Saturday, March 27, 2010
More than Words: Palm Sunday
There’s a famous scene in Shakespeare where Polonius asks Hamlet what he is reading. Hamlet replies “Words, words, words.”
What have we read this morning? Certainly there were words and words in the long account of our Lord’s passion. But was there more than words? How is our reading of the passion—or of any Gospel—different from reading a history book, or a newspaper?
To answer this question, we need to start with the prologue of St. John’s Gospel: “In the beginning was the Word, and the Word was with God, and the Word was God.” Obviously, for Christians, “word” has more than one meaning. But these meanings are not unrelated.
Jesus is the Word of God; the Word of God is God. The Bible is the Word of God. And the written Word of God is made up of, obviously, words.
To discuss any one of these uses of the word “word” would take us longer than this morning’s Gospel. I only want to point out that the solemn reading of the Passion is not only about the words on the page; it is not only about the Word of God, the Scriptures. It is an encounter with the Word of God, God himself.
As we listened to the words of St. Luke, we were invited to enter into what we heard—not through the time travel of modern movies, but by the timeless travel of the heart and spirit.
Contemplating the Word himself as we hear the account of his passion, we can answer the question posed by the old spiritual “Were you there when they crucified my Lord?”
In an ancient sermon, St. Gregory Nazianzen invites us to “take our part in the Passover...not in a literal way, but according to the teaching of the Gospel; not in an imperfect way, but perfectly; not only for a time, but eternally.”
He calls us to “sacrifice ourselves to God, each day and in everything we do, accepting all that happens to us for the sake of the Word, imitating his passion by our sufferings, and honouring his blood by shedding our own. We must be ready to be crucified.”

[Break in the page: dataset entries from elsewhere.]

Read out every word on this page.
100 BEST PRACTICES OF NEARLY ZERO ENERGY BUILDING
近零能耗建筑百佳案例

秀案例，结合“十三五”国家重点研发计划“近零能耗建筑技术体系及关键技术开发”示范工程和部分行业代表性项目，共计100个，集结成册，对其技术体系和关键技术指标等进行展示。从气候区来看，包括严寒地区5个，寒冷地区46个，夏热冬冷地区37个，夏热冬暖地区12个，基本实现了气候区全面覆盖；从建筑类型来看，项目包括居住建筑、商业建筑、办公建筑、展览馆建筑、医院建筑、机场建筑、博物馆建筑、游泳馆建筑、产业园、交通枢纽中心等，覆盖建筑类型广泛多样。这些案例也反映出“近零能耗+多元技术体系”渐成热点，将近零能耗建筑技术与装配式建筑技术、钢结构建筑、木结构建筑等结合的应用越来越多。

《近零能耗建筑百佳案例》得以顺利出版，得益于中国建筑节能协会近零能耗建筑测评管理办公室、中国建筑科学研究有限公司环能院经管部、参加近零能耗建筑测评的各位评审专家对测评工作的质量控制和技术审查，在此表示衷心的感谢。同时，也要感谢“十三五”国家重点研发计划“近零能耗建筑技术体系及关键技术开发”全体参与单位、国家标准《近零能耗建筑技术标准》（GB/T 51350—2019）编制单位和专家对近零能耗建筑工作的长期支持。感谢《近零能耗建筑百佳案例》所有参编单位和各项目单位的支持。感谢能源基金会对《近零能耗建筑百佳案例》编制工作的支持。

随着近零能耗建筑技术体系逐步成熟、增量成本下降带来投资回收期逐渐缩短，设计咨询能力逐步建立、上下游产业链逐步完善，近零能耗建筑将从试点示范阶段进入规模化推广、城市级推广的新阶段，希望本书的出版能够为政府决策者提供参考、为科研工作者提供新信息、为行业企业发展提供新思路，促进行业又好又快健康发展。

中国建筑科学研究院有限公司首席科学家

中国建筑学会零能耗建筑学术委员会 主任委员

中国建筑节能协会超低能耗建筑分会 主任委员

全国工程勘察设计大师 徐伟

He says that each of us has a role in this timeless Passion Play. “If you are a Simon of Cyrene,” St. Gregory says, “take up your cross and follow Christ. If you are crucified beside him like one of the thieves, now, like the good thief, acknowledge your God.”
“If you are a Joseph of Arimathea, go to the one who ordered his crucifixion, and ask for Christ’s body. ... If you are a Nicodemus, like the man who worshipped God by night, bring spices and prepare Christ’s body for burial.”
“If you are one of the Marys, or Salome, or Joanna, weep in the early morning. Be the first to see the stone rolled back, and even the angels perhaps, and Jesus himself.”
So, “Were you there when they crucified my Lord?”
We answer yes. We were there, and we are there. The passion is not “then,” it is now.
We walk the way of the Cross with the Lord, and we share even now in his suffering and death. And we shall therefore share too in his Resurrection.